There was a lot of snow on my roof, with 3-4 foot drifts on the southern side. With the recent rash of buildings collapsing in Connecticut, I was getting nervous. My first attempt to shovel it on Monday afternoon was kind of terrifying, as the snow on the tarps currently covering some of the roof made me slip a couple of times. I cleared off the deepest drifts for a few hours and gingerly climbed back down the 40 foot ladder, determined to acquire some sort of safety harness before returning. Everything closed early on Tuesday, so first thing Wednesday morning I headed for a welding supply place on Murphy Road that carries safety gear. I chose the most direct route that featured major streets, as many side streets had not been plowed yet. Of the streets I rode, Park Street was the best and Wethersfield Ave was the worst. I had a pretty good wipeout on the latter street which left me with a sore wrist. Airport Road wasn't fun, either, come to think of it. It was a pretty sketchy ride that I didn't particularly enjoy.
I arrived at the store glazed with ice and soaked with sweat. They were already preparing to close early, and I was happy to get in under the wire. I bought an OSHA-approved harness and lanyard in a bucket. It was called "Compliance in a Can" which is my favorite product name since "Pope Soap on a Rope".
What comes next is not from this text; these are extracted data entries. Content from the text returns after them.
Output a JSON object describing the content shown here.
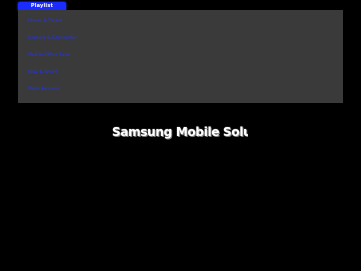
{
  "header": {
    "brand_label": "Playlist"
  },
  "menu": {
    "items": [
      {
        "label": "Phone & Tablet"
      },
      {
        "label": "Camera & Camcorder"
      },
      {
        "label": "Mobile Office Suite"
      },
      {
        "label": "Stay & Share"
      },
      {
        "label": "More Services"
      }
    ]
  },
  "main": {
    "headline": "Samsung Mobile Solutions"
  },
  "colors": {
    "background": "#000000",
    "panel": "#3a3a3a",
    "link": "#2233ff",
    "brand": "#1a2cff",
    "headline": "#ffffff"
  }
}
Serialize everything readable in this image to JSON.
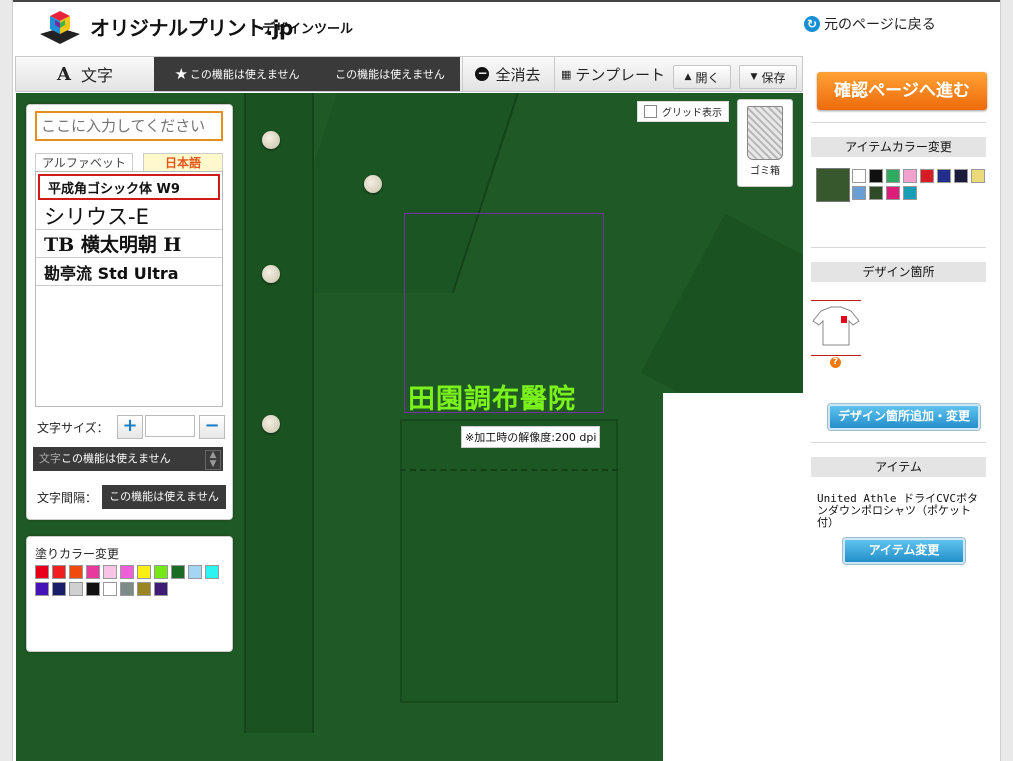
{
  "header": {
    "logo_text": "オリジナルプリント.jp",
    "logo_sub": "デザインツール",
    "back_link": "元のページに戻る"
  },
  "toolbar": {
    "text_label": "文字",
    "disabled_1": "この機能は使えません",
    "disabled_2": "この機能は使えません",
    "clear_all": "全消去",
    "template": "テンプレート",
    "open": "開く",
    "save": "保存"
  },
  "text_panel": {
    "input_placeholder": "ここに入力してください",
    "tab_alphabet": "アルファベット",
    "tab_japanese": "日本語",
    "fonts": [
      "平成角ゴシック体 W9",
      "シリウス-E",
      "TB 横太明朝 H",
      "勘亭流 Std Ultra"
    ],
    "size_label": "文字サイズ：",
    "size_value": "",
    "disabled_bar_label": "文字",
    "disabled_bar_text": "この機能は使えません",
    "spacing_label": "文字間隔：",
    "spacing_value": "この機能は使えません"
  },
  "fill_color": {
    "title": "塗りカラー変更",
    "colors": [
      "#e8001a",
      "#f01e1e",
      "#ef4b10",
      "#e8399c",
      "#f7c4e6",
      "#ef5fd8",
      "#f9ef15",
      "#77e817",
      "#1c6b25",
      "#a5d5f4",
      "#2ef3f3",
      "#4513b8",
      "#191d6a",
      "#d0d0d0",
      "#111111",
      "#ffffff",
      "#7e8c89",
      "#9a8526",
      "#3f1b78"
    ]
  },
  "canvas": {
    "grid_label": "グリッド表示",
    "trash_label": "ゴミ箱",
    "design_text": "田園調布醫院",
    "dpi_note": "※加工時の解像度:200 dpi"
  },
  "right_panel": {
    "confirm_button": "確認ページへ進む",
    "item_color_title": "アイテムカラー変更",
    "item_color_selected": "#37582d",
    "item_colors": [
      "#ffffff",
      "#111111",
      "#2eaa5e",
      "#f2a2cf",
      "#d81b24",
      "#232f8c",
      "#1b1b3b",
      "#ecd97a",
      "#6a9fd6",
      "#2f4a26",
      "#de1d7b",
      "#1a9eb5"
    ],
    "design_location_title": "デザイン箇所",
    "design_location_button": "デザイン箇所追加・変更",
    "item_title": "アイテム",
    "item_name": "United Athle ドライCVCボタンダウンポロシャツ（ポケット付）",
    "item_change_button": "アイテム変更"
  }
}
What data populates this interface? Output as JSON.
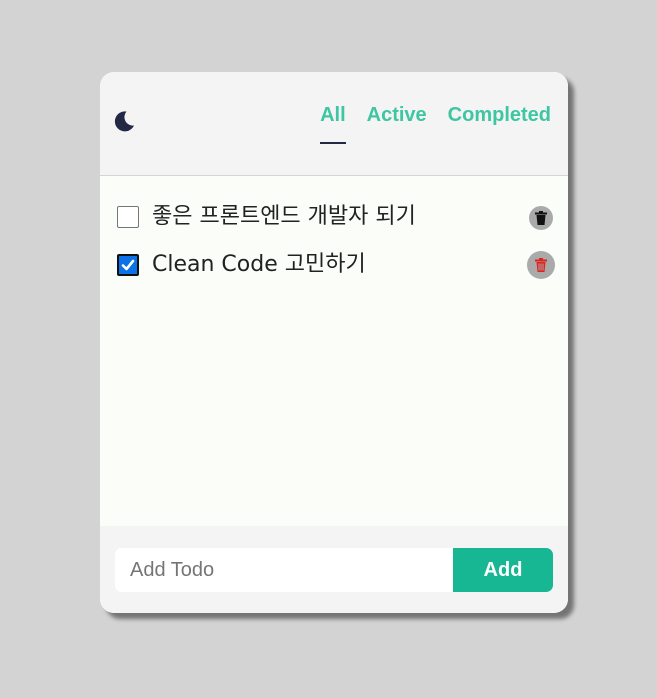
{
  "header": {
    "theme_icon": "moon-icon",
    "tabs": [
      {
        "label": "All",
        "active": true
      },
      {
        "label": "Active",
        "active": false
      },
      {
        "label": "Completed",
        "active": false
      }
    ]
  },
  "todos": [
    {
      "text": "좋은 프론트엔드 개발자 되기",
      "completed": false,
      "delete_icon": "trash-icon"
    },
    {
      "text": "Clean Code 고민하기",
      "completed": true,
      "delete_icon": "trash-icon"
    }
  ],
  "footer": {
    "input_placeholder": "Add Todo",
    "input_value": "",
    "add_label": "Add"
  },
  "colors": {
    "accent": "#3ec6a2",
    "add_button": "#17b794",
    "tab_underline": "#232845",
    "checkbox_checked": "#0b72e7",
    "trash_active": "#e0231f"
  }
}
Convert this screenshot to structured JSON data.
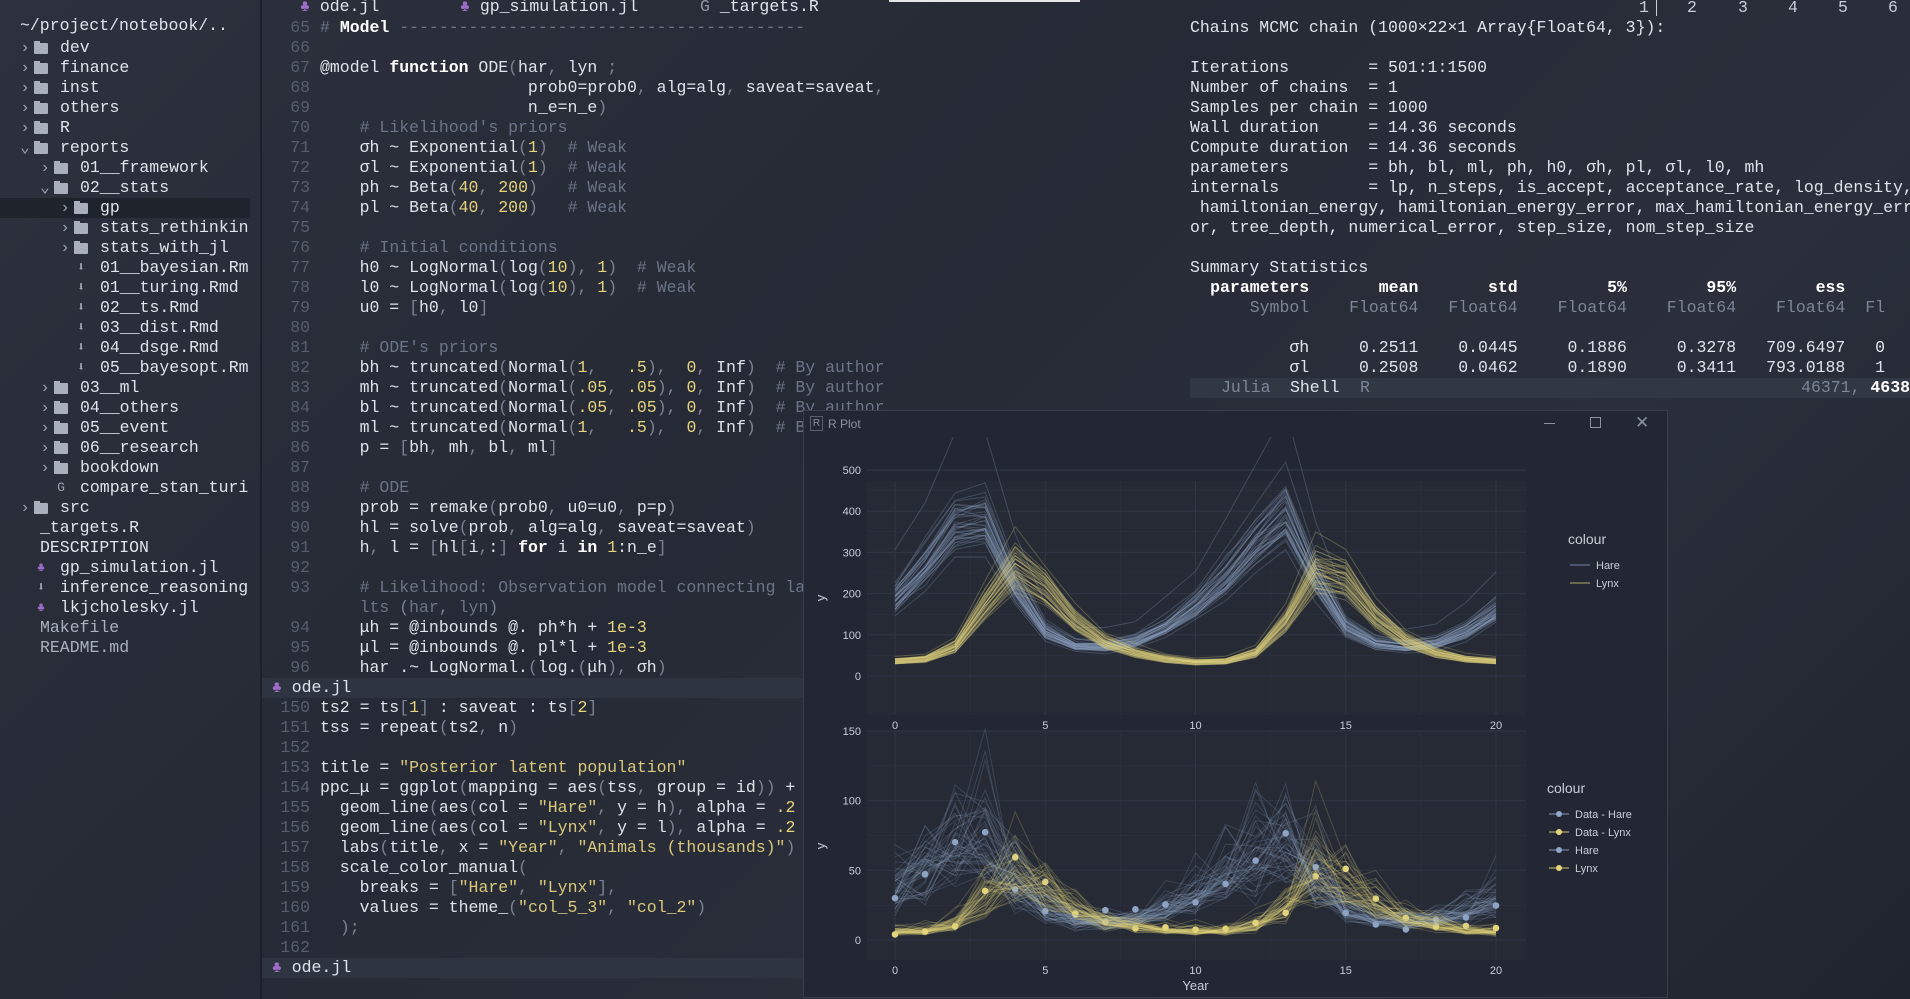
{
  "sidebar": {
    "path": "~/project/notebook/..",
    "items": [
      {
        "label": "dev",
        "level": 0,
        "type": "folder",
        "state": "closed"
      },
      {
        "label": "finance",
        "level": 0,
        "type": "folder",
        "state": "closed"
      },
      {
        "label": "inst",
        "level": 0,
        "type": "folder",
        "state": "closed"
      },
      {
        "label": "others",
        "level": 0,
        "type": "folder",
        "state": "closed"
      },
      {
        "label": "R",
        "level": 0,
        "type": "folder",
        "state": "closed"
      },
      {
        "label": "reports",
        "level": 0,
        "type": "folder",
        "state": "open"
      },
      {
        "label": "01__framework",
        "level": 1,
        "type": "folder",
        "state": "closed"
      },
      {
        "label": "02__stats",
        "level": 1,
        "type": "folder",
        "state": "open"
      },
      {
        "label": "gp",
        "level": 2,
        "type": "folder",
        "state": "closed",
        "selected": true
      },
      {
        "label": "stats_rethinkin",
        "level": 2,
        "type": "folder",
        "state": "closed"
      },
      {
        "label": "stats_with_jl",
        "level": 2,
        "type": "folder",
        "state": "closed"
      },
      {
        "label": "01__bayesian.Rm",
        "level": 2,
        "type": "markdown"
      },
      {
        "label": "01__turing.Rmd",
        "level": 2,
        "type": "markdown"
      },
      {
        "label": "02__ts.Rmd",
        "level": 2,
        "type": "markdown"
      },
      {
        "label": "03__dist.Rmd",
        "level": 2,
        "type": "markdown"
      },
      {
        "label": "04__dsge.Rmd",
        "level": 2,
        "type": "markdown"
      },
      {
        "label": "05__bayesopt.Rm",
        "level": 2,
        "type": "markdown"
      },
      {
        "label": "03__ml",
        "level": 1,
        "type": "folder",
        "state": "closed"
      },
      {
        "label": "04__others",
        "level": 1,
        "type": "folder",
        "state": "closed"
      },
      {
        "label": "05__event",
        "level": 1,
        "type": "folder",
        "state": "closed"
      },
      {
        "label": "06__research",
        "level": 1,
        "type": "folder",
        "state": "closed"
      },
      {
        "label": "bookdown",
        "level": 1,
        "type": "folder",
        "state": "closed"
      },
      {
        "label": "compare_stan_turi",
        "level": 1,
        "type": "r"
      },
      {
        "label": "src",
        "level": 0,
        "type": "folder",
        "state": "closed"
      },
      {
        "label": "_targets.R",
        "level": 0,
        "type": "plain"
      },
      {
        "label": "DESCRIPTION",
        "level": 0,
        "type": "plain"
      },
      {
        "label": "gp_simulation.jl",
        "level": 0,
        "type": "julia"
      },
      {
        "label": "inference_reasoning",
        "level": 0,
        "type": "markdown"
      },
      {
        "label": "lkjcholesky.jl",
        "level": 0,
        "type": "julia"
      },
      {
        "label": "Makefile",
        "level": 0,
        "type": "plain-dim"
      },
      {
        "label": "README.md",
        "level": 0,
        "type": "plain-dim"
      }
    ]
  },
  "tabs": [
    {
      "label": "ode.jl",
      "icon": "julia-icon"
    },
    {
      "label": "gp_simulation.jl",
      "icon": "julia-icon"
    },
    {
      "label": "_targets.R",
      "icon": "r-icon"
    }
  ],
  "editor_top": {
    "lines": [
      {
        "n": "65",
        "text": "# Model -----------------------------------------"
      },
      {
        "n": "66",
        "text": ""
      },
      {
        "n": "67",
        "text": "@model function ODE(har, lyn ;"
      },
      {
        "n": "68",
        "text": "                     prob0=prob0, alg=alg, saveat=saveat,"
      },
      {
        "n": "69",
        "text": "                     n_e=n_e)"
      },
      {
        "n": "70",
        "text": "    # Likelihood's priors"
      },
      {
        "n": "71",
        "text": "    σh ~ Exponential(1)  # Weak"
      },
      {
        "n": "72",
        "text": "    σl ~ Exponential(1)  # Weak"
      },
      {
        "n": "73",
        "text": "    ph ~ Beta(40, 200)   # Weak"
      },
      {
        "n": "74",
        "text": "    pl ~ Beta(40, 200)   # Weak"
      },
      {
        "n": "75",
        "text": ""
      },
      {
        "n": "76",
        "text": "    # Initial conditions"
      },
      {
        "n": "77",
        "text": "    h0 ~ LogNormal(log(10), 1)  # Weak"
      },
      {
        "n": "78",
        "text": "    l0 ~ LogNormal(log(10), 1)  # Weak"
      },
      {
        "n": "79",
        "text": "    u0 = [h0, l0]"
      },
      {
        "n": "80",
        "text": ""
      },
      {
        "n": "81",
        "text": "    # ODE's priors"
      },
      {
        "n": "82",
        "text": "    bh ~ truncated(Normal(1,   .5),  0, Inf)  # By author"
      },
      {
        "n": "83",
        "text": "    mh ~ truncated(Normal(.05, .05), 0, Inf)  # By author"
      },
      {
        "n": "84",
        "text": "    bl ~ truncated(Normal(.05, .05), 0, Inf)  # By author"
      },
      {
        "n": "85",
        "text": "    ml ~ truncated(Normal(1,   .5),  0, Inf)  # By author"
      },
      {
        "n": "86",
        "text": "    p = [bh, mh, bl, ml]"
      },
      {
        "n": "87",
        "text": ""
      },
      {
        "n": "88",
        "text": "    # ODE"
      },
      {
        "n": "89",
        "text": "    prob = remake(prob0, u0=u0, p=p)"
      },
      {
        "n": "90",
        "text": "    hl = solve(prob, alg=alg, saveat=saveat)"
      },
      {
        "n": "91",
        "text": "    h, l = [hl[i,:] for i in 1:n_e]"
      },
      {
        "n": "92",
        "text": ""
      },
      {
        "n": "93",
        "text": "    # Likelihood: Observation model connecting la"
      },
      {
        "n": "",
        "text": "    # lts (har, lyn)"
      },
      {
        "n": "94",
        "text": "    μh = @inbounds @. ph*h + 1e-3"
      },
      {
        "n": "95",
        "text": "    μl = @inbounds @. pl*l + 1e-3"
      },
      {
        "n": "96",
        "text": "    har .~ LogNormal.(log.(μh), σh)"
      }
    ],
    "status_file": "ode.jl"
  },
  "editor_bottom": {
    "lines": [
      {
        "n": "150",
        "text": "ts2 = ts[1] : saveat : ts[2]"
      },
      {
        "n": "151",
        "text": "tss = repeat(ts2, n)"
      },
      {
        "n": "152",
        "text": ""
      },
      {
        "n": "153",
        "text": "title = \"Posterior latent population\""
      },
      {
        "n": "154",
        "text": "ppc_μ = ggplot(mapping = aes(tss, group = id)) +"
      },
      {
        "n": "155",
        "text": "  geom_line(aes(col = \"Hare\", y = h), alpha = .2"
      },
      {
        "n": "156",
        "text": "  geom_line(aes(col = \"Lynx\", y = l), alpha = .2"
      },
      {
        "n": "157",
        "text": "  labs(title, x = \"Year\", \"Animals (thousands)\")"
      },
      {
        "n": "158",
        "text": "  scale_color_manual("
      },
      {
        "n": "159",
        "text": "    breaks = [\"Hare\", \"Lynx\"],"
      },
      {
        "n": "160",
        "text": "    values = theme_(\"col_5_3\", \"col_2\")"
      },
      {
        "n": "161",
        "text": "  );"
      },
      {
        "n": "162",
        "text": ""
      }
    ],
    "status_file": "ode.jl"
  },
  "workspaces": [
    "1",
    "2",
    "3",
    "4",
    "5",
    "6"
  ],
  "terminal": {
    "header": "Chains MCMC chain (1000×22×1 Array{Float64, 3}):",
    "info": [
      "Iterations        = 501:1:1500",
      "Number of chains  = 1",
      "Samples per chain = 1000",
      "Wall duration     = 14.36 seconds",
      "Compute duration  = 14.36 seconds",
      "parameters        = bh, bl, ml, ph, h0, σh, pl, σl, l0, mh",
      "internals         = lp, n_steps, is_accept, acceptance_rate, log_density,",
      " hamiltonian_energy, hamiltonian_energy_error, max_hamiltonian_energy_err",
      "or, tree_depth, numerical_error, step_size, nom_step_size"
    ],
    "summary_title": "Summary Statistics",
    "columns": [
      "parameters",
      "mean",
      "std",
      "5%",
      "95%",
      "ess",
      ""
    ],
    "types": [
      "Symbol",
      "Float64",
      "Float64",
      "Float64",
      "Float64",
      "Float64",
      "Fl"
    ],
    "rows": [
      [
        "σh",
        "0.2511",
        "0.0445",
        "0.1886",
        "0.3278",
        "709.6497",
        "0"
      ],
      [
        "σl",
        "0.2508",
        "0.0462",
        "0.1890",
        "0.3411",
        "793.0188",
        "1"
      ]
    ],
    "shell_tabs": [
      "Julia",
      "Shell",
      "R"
    ],
    "position_a": "46371,",
    "position_b": "4638"
  },
  "plot_window": {
    "title": "R Plot",
    "icon_label": "R",
    "controls": [
      "minimize",
      "maximize",
      "close"
    ]
  },
  "colors": {
    "hare": "#8fa5c6",
    "lynx": "#e4d57c",
    "panel": "#252a35",
    "grid": "#303543"
  },
  "chart_data": [
    {
      "type": "line",
      "xlabel": "Year",
      "ylabel": "y",
      "xlim": [
        0,
        20
      ],
      "ylim": [
        0,
        500
      ],
      "xticks": [
        0,
        5,
        10,
        15,
        20
      ],
      "yticks": [
        0,
        100,
        200,
        300,
        400,
        500
      ],
      "grid": true,
      "legend_title": "colour",
      "legend_position": "right",
      "x": [
        0,
        1,
        2,
        3,
        4,
        5,
        6,
        7,
        8,
        9,
        10,
        11,
        12,
        13,
        14,
        15,
        16,
        17,
        18,
        19,
        20
      ],
      "series": [
        {
          "name": "Hare",
          "values": [
            190,
            270,
            370,
            380,
            220,
            110,
            75,
            72,
            85,
            120,
            170,
            240,
            330,
            400,
            240,
            120,
            80,
            72,
            80,
            110,
            160
          ]
        },
        {
          "name": "Lynx",
          "values": [
            35,
            40,
            70,
            170,
            260,
            210,
            130,
            80,
            55,
            40,
            33,
            35,
            55,
            130,
            250,
            230,
            140,
            85,
            55,
            40,
            35
          ]
        }
      ]
    },
    {
      "type": "line",
      "xlabel": "Year",
      "ylabel": "y",
      "xlim": [
        0,
        20
      ],
      "ylim": [
        0,
        150
      ],
      "xticks": [
        0,
        5,
        10,
        15,
        20
      ],
      "yticks": [
        0,
        50,
        100,
        150
      ],
      "grid": true,
      "legend_title": "colour",
      "legend_position": "right",
      "x": [
        0,
        1,
        2,
        3,
        4,
        5,
        6,
        7,
        8,
        9,
        10,
        11,
        12,
        13,
        14,
        15,
        16,
        17,
        18,
        19,
        20
      ],
      "series": [
        {
          "name": "Data - Hare",
          "kind": "points",
          "values": [
            30,
            47.2,
            70.2,
            77.4,
            36.3,
            20.6,
            18.1,
            21.4,
            22,
            25.4,
            27.1,
            40.3,
            57,
            76.6,
            52.3,
            19.5,
            11.2,
            7.6,
            14.6,
            16.2,
            24.7
          ]
        },
        {
          "name": "Data - Lynx",
          "kind": "points",
          "values": [
            4,
            6.1,
            9.8,
            35.2,
            59.4,
            41.7,
            19,
            13,
            8.3,
            9.1,
            7.4,
            8,
            12.3,
            19.5,
            45.7,
            51.1,
            29.7,
            15.8,
            9.7,
            10.1,
            8.6
          ]
        },
        {
          "name": "Hare",
          "kind": "lines",
          "values": [
            35,
            50,
            67,
            69,
            40,
            20,
            14,
            13,
            15,
            21,
            31,
            44,
            60,
            72,
            44,
            22,
            14,
            13,
            15,
            20,
            29
          ]
        },
        {
          "name": "Lynx",
          "kind": "lines",
          "values": [
            6,
            7,
            12,
            30,
            47,
            38,
            23,
            14,
            10,
            7,
            6,
            6,
            10,
            23,
            45,
            41,
            25,
            15,
            10,
            7,
            6
          ]
        }
      ]
    }
  ]
}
Having no desire whatsoever to retrace the route I had taken to get to the store, I followed Murphy Road to Reserve, past the regional market and Coltsville. The snow conditions were no better than the busy roads, but the minimal traffic made the return ride much better. I began to actually enjoy myself. The few cars and trucks I saw gave me a wide berth, and the only time I heard honking was a guy in an MDC truck giving me an enthusiastic thumbs-up. I found myself calmed and entertained by the sight and sound of slush churning around the tires and oozing out the leading edge of the front fender. It sounded like a Slurpee machine. Mmmm, salty.
The Mundo has been handling better than I could have ever reasonably expected in the snow. The 26x2.0 Schwalbe Marathons I recently installed are fat and smooth, which should make them utterly useless in the snow, but they worked; not well, mind you, but they worked. The rear wheel had surprisingly good traction as long as I kept my weight on the saddle. The front wheel was prone to handlebar-jerking deflection and washouts in the deeper, more irregular deposits of snow, but could be easily corrected in all but one instance. The front brake grew stiffer and a bit grabby, but never failed to work.
I still dream of building the ultimate winter city bike someday, but I'm satisfied that the current configuration of the Yuba can serve as my four season workhorse. There are a few minor tweaks I'll make, of course. I do want to rotate the front fender rearward, for instance, as a substantial amount of slush was flung at my feet and the bottom bracket shell. Minor details aside, it got me where I needed to go and it got me home again. Most importantly in this case, it helped me safely clear a lot of heavy snow off of my house which took a load off my roof and my mind.